When school finished she went home and slept for hours, too tired to do anything else.

She showered slowly when she woke up, each gesture to clean herself exhausting.

She weighed herself, unsure of what she was yesterday, unsure of what she ever was before.

She stared at her naked body in the mirror, counted the delicate bars of bone that began to protrude from under her skin, the moonlight from her window further highlighting them as she returned to her fetal position on her bed, her hair still damp and her body shivering despite her room temperature being much too warm for any other person.

Any other normal, healthy person.

She scoffed at the word healthy. She'd long forgotten what it meant.

And with tears falling silently down her face, she'd whisper with cold shivers trembling through her body,

"Beauty is pain and there's beauty in everything. What's a little bit of hunger? I can go a little while longer",

Before closing her eyes and falling asleep, only to repeat the same routine the very next morning.

xXx

Though, it was near the end of June or possibly the start of July, she wasn't sure, when hope began to creep back into her life again. A warm feeling she missed dearly.

It happened one night in a dream. By now her slumber had begun to become deep and reality had begun to become worryingly sluggish, so much that she was never sure if she was ever dreaming or if what she was seeing was reality.

But this time, though it was a dream for sure, it was the most real, most vibrant, most alive form of reality she had see in a long time.
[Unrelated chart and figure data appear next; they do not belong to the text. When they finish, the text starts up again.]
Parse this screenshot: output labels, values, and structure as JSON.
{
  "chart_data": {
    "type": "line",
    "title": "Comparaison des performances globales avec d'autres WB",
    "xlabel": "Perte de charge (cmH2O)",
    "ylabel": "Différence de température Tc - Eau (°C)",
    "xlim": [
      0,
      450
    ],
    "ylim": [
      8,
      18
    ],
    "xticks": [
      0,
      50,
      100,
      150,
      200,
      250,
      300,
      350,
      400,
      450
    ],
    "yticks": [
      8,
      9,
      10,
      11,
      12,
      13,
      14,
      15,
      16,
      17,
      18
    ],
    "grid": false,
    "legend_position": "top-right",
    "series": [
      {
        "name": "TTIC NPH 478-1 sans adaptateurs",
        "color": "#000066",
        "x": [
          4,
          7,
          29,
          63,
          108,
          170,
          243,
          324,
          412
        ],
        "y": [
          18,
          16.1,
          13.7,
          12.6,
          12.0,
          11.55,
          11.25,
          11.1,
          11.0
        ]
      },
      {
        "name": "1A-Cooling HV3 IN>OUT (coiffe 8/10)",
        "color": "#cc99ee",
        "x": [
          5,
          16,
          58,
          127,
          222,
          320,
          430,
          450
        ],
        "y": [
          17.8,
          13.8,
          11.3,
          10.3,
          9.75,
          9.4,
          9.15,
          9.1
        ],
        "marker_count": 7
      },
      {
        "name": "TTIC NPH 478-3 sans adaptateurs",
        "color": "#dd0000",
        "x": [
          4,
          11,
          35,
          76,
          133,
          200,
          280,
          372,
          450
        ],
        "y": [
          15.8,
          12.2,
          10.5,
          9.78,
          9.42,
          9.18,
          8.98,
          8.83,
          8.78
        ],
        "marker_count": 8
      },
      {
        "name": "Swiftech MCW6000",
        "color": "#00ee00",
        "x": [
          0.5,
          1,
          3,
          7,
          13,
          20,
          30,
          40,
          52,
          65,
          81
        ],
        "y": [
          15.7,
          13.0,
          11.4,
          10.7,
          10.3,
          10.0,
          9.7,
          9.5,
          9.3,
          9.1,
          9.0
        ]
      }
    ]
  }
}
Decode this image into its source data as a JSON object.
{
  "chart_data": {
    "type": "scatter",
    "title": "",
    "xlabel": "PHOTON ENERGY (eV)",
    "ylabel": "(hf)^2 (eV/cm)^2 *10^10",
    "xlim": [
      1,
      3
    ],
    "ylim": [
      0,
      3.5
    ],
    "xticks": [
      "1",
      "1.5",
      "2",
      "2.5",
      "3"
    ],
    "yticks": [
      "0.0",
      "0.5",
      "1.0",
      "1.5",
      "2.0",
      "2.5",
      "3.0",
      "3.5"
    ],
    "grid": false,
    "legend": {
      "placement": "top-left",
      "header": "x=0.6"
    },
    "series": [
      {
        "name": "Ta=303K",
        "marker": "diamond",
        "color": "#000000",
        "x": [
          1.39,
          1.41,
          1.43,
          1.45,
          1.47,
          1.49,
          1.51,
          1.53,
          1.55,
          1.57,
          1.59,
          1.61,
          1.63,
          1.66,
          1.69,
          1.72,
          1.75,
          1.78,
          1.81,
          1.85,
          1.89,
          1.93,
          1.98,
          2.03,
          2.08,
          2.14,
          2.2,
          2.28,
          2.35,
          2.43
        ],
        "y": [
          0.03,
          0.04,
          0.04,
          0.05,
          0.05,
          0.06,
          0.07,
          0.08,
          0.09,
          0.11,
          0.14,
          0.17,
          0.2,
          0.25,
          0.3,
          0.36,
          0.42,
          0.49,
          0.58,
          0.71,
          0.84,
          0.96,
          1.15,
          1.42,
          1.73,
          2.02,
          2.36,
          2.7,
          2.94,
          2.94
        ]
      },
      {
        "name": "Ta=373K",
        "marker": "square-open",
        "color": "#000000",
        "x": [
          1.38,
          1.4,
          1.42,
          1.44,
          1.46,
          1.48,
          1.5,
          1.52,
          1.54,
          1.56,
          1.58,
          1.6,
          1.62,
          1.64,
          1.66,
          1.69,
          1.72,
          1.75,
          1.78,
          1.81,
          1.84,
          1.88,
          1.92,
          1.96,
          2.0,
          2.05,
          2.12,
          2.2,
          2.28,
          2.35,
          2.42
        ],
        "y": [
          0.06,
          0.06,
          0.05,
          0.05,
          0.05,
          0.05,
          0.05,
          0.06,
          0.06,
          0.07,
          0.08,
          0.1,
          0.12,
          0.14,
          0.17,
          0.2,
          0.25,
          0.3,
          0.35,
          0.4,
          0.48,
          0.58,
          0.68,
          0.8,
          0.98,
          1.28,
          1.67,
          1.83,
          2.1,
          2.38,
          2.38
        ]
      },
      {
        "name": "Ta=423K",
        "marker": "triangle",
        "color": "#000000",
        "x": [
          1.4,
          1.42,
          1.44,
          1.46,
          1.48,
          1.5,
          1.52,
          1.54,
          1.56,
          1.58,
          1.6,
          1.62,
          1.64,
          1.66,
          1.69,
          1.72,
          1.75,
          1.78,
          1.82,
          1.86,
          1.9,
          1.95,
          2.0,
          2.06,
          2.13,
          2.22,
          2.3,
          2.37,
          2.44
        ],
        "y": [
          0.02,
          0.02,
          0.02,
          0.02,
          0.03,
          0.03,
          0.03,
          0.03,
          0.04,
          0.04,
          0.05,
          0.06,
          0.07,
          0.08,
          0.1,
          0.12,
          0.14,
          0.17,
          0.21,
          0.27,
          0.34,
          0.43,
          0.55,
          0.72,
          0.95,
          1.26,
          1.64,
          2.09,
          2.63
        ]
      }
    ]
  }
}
There was a girl. A girl that was herself but also not herself; she was her from before, strong and proud, full and vibrant, slim but healthy, oh so healthy. She was glowing. Her hair was much longer than her own, her irises a strange circular pattern, but she was her.

The girl was standing in front of her, blue eyes trapping her own tired and dead eyes in a cool gaze. Then, her gaze softened and lips lifted into a gentle smile. She stepped forward and embraced her, pale arms wrapped loosely but certainly around her.

Mato gasped, suddenly filled with warmth, comfort and hope. With love. Somehow there was a name in her head, one she didn't recognize but in that moment somehow knew who it belonged to.

It belonged to the girl embracing her.

And then, whispered into her ear as her gaze started to go white, she heard. "Let me help you see a bit clearer the light that shines within, the scars to your beautiful."

She then awoke gasping and crying, not despairing tears like the ones that fell from her eyes before, but the first real hopeful tears she's shed in a long time.

She sat up from her sleeping position, still gasping with realisation, and she smiled at her reflection in the mirror, shaking her head at her foolishness and tears of hope rolling down her face.

And from that moment, she knew everything would be better again.

xXx

It wasn't easy, but she got there. After a long four months of a slow but successful recovery, tears spilled along the away and some relapses, she got there. With the love of her friends, with the love of the one she knew that was alive inside her soul.

Perfection was something she didn't work for, because it was a word that didn't exist in her vocabulary any more.

Beautiful was a word that did though.

And every night, unlike before, just before she settled into her happy, contented and peaceful slumber, she whispered "Thank you, Black Rock Shooter."